Attaching Different Devices To Our Network

BHN allows use of a broad range of qualified, DOCSIS-compatible modems in connection with its broadband services, and adjusts its practices as new equipment is introduced in the marketplace. As described above, BHN’s network conforms to the DOCSIS 3.0 industry standard. An approved device that a customer chooses to connect to the network must be able to work with DOCSIS 3.0 protocols and signaling formats in order to work properly. Also, older devices that were not designed to conform to the DOCSIS 3.0 standard may not be able to make use of all of the features available using the network. Information about the DOCSIS 3.0 standard is available at:


BHN’s WiFi Services

Subject to the special characteristics of WiFi connections by users, discussed above, BHN applies the same network management approach to its WiFi offerings as to the rest of its broadband Internet access services.



As noted above, BHN offers an array broadband Internet access services. The specific terms of service for BHN’s different offerings, including prices, are spelled out in the materials specific to each service. You can read the specific terms for residential broadband Internet access services at brighthouse.com/shop/internet/internet.html and for small business broadband Internet access services at businesssolutions.brighthouse.com/services/internet.html.

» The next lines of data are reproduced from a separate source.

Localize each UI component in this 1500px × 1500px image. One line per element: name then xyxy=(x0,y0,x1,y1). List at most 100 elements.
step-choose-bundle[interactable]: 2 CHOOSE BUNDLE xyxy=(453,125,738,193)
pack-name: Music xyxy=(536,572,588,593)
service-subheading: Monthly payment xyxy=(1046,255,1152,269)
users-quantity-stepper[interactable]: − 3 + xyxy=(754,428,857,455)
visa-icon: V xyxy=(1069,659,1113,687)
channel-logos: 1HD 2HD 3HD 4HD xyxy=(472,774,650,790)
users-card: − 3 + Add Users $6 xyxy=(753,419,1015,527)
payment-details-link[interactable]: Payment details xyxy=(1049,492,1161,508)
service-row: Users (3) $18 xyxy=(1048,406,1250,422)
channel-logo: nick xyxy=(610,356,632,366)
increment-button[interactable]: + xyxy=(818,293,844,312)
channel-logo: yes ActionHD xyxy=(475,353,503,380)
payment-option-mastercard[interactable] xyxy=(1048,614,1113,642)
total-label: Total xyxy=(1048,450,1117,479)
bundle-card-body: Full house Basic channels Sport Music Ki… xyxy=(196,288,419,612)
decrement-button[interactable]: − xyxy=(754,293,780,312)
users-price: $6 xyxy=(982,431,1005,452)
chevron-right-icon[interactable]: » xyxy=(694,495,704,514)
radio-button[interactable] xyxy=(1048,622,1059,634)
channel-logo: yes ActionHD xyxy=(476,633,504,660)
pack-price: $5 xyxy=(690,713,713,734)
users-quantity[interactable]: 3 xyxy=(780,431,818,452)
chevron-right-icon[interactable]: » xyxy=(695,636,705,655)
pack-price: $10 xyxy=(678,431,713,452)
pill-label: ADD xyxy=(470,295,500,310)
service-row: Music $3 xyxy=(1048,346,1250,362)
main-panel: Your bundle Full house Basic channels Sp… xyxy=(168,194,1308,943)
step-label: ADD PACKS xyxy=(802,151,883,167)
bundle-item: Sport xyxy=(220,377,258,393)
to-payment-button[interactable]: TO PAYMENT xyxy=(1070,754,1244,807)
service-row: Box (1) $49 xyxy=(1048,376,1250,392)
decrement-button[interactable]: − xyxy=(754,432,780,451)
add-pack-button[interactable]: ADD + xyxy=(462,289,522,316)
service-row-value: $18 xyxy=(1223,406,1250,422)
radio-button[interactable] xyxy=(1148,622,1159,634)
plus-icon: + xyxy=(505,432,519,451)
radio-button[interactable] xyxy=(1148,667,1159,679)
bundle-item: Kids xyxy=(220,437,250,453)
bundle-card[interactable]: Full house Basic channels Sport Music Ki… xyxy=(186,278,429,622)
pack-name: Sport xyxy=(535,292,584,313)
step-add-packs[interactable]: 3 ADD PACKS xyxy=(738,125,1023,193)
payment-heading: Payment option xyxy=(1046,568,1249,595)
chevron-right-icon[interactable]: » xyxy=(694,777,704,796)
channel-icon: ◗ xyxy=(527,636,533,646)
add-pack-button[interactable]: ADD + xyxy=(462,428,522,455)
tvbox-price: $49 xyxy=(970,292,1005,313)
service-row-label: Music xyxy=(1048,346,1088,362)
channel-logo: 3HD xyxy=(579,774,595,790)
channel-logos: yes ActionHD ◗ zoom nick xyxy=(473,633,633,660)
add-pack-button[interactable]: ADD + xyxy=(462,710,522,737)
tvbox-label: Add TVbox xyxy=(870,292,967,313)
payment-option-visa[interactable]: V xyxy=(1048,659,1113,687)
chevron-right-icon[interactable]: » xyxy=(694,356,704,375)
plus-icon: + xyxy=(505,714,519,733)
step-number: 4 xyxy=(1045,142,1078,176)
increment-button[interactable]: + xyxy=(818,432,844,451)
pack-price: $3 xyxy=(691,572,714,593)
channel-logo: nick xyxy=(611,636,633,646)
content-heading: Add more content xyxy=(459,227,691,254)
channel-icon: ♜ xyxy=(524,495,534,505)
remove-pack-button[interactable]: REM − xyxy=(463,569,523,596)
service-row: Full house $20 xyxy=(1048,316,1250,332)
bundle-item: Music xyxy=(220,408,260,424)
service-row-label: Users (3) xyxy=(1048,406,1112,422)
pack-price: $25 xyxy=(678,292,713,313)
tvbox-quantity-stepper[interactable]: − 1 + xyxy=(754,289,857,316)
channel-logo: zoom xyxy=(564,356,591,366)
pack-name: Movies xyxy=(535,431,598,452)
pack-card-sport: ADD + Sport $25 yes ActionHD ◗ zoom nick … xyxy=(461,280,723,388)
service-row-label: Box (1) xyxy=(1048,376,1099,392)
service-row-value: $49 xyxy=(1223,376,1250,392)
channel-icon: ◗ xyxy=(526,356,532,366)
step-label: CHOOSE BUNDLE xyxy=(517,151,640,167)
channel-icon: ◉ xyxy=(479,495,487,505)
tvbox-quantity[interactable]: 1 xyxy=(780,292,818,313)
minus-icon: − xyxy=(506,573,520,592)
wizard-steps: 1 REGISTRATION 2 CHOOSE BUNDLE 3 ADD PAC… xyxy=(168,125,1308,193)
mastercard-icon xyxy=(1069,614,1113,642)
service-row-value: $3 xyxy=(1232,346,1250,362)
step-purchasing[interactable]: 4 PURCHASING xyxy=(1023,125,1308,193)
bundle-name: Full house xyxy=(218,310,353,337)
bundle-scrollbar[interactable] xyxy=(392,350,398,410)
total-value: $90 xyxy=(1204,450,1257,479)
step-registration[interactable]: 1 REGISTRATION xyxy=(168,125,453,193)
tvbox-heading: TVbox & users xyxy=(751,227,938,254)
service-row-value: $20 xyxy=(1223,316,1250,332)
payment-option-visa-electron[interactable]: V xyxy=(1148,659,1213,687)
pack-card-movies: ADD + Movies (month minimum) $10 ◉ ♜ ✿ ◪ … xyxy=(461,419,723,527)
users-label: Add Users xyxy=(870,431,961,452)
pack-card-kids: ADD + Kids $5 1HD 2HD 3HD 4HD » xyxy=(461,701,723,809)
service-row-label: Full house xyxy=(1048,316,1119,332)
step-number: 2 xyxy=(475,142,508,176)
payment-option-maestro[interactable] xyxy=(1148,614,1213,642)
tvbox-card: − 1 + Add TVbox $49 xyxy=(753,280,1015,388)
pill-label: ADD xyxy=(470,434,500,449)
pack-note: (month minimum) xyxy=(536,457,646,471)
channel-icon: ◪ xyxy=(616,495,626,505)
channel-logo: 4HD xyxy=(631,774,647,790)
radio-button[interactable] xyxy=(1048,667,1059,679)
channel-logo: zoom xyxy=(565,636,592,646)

BHN offers its broadband Internet access services in competition with other providers. This means that BHN changes its prices from time to time to respond to competition, and that from time to time BHN offers special promotional prices and offers. Please visit www.brighthouse.com to learn about any current promotions or other special offers that may be available.


BHN’s policies regarding the privacy of its customers’ information is available at brighthouse.com/policies/policies/customer-privacy.html for residential customers and businesssolutions.brighthouse.com/about-us/our-policies/customer-privacy-notice.html for small business customers.

More Information; Handling Questions Or Concerns

If you have any questions about BHN’s services, including the network management practices described here, and wish to contact a customer service representative, please visit Bright House Networks Customer Support page at www.brighthouse.com then click on the header “Support”. If you have any complaints regarding those network management practices, you are encouraged first to contact BHN’s Customer Service representatives in order to address any questions. Otherwise, please utilize the complaint procedures set forth in the Terms of Service applicable to your service.

If you are a provider of applications, network services, or online content, and you have any questions or concerns about BHN’s services or its network management practices, please contact BHN at noc@mybrighthouse.com. Personnel with the appropriate knowledge to address such issues will seek to resolve your inquiries or complaints or escalate them for resolution.

The Federal Communications Commission has established rules governing network management practices and has procedures in place for handling complaints regarding those practices. If BHN is unable to resolve your situation, information describing how to file a complaint with the FCC is available at the FCC’s website, www.fcc.gov.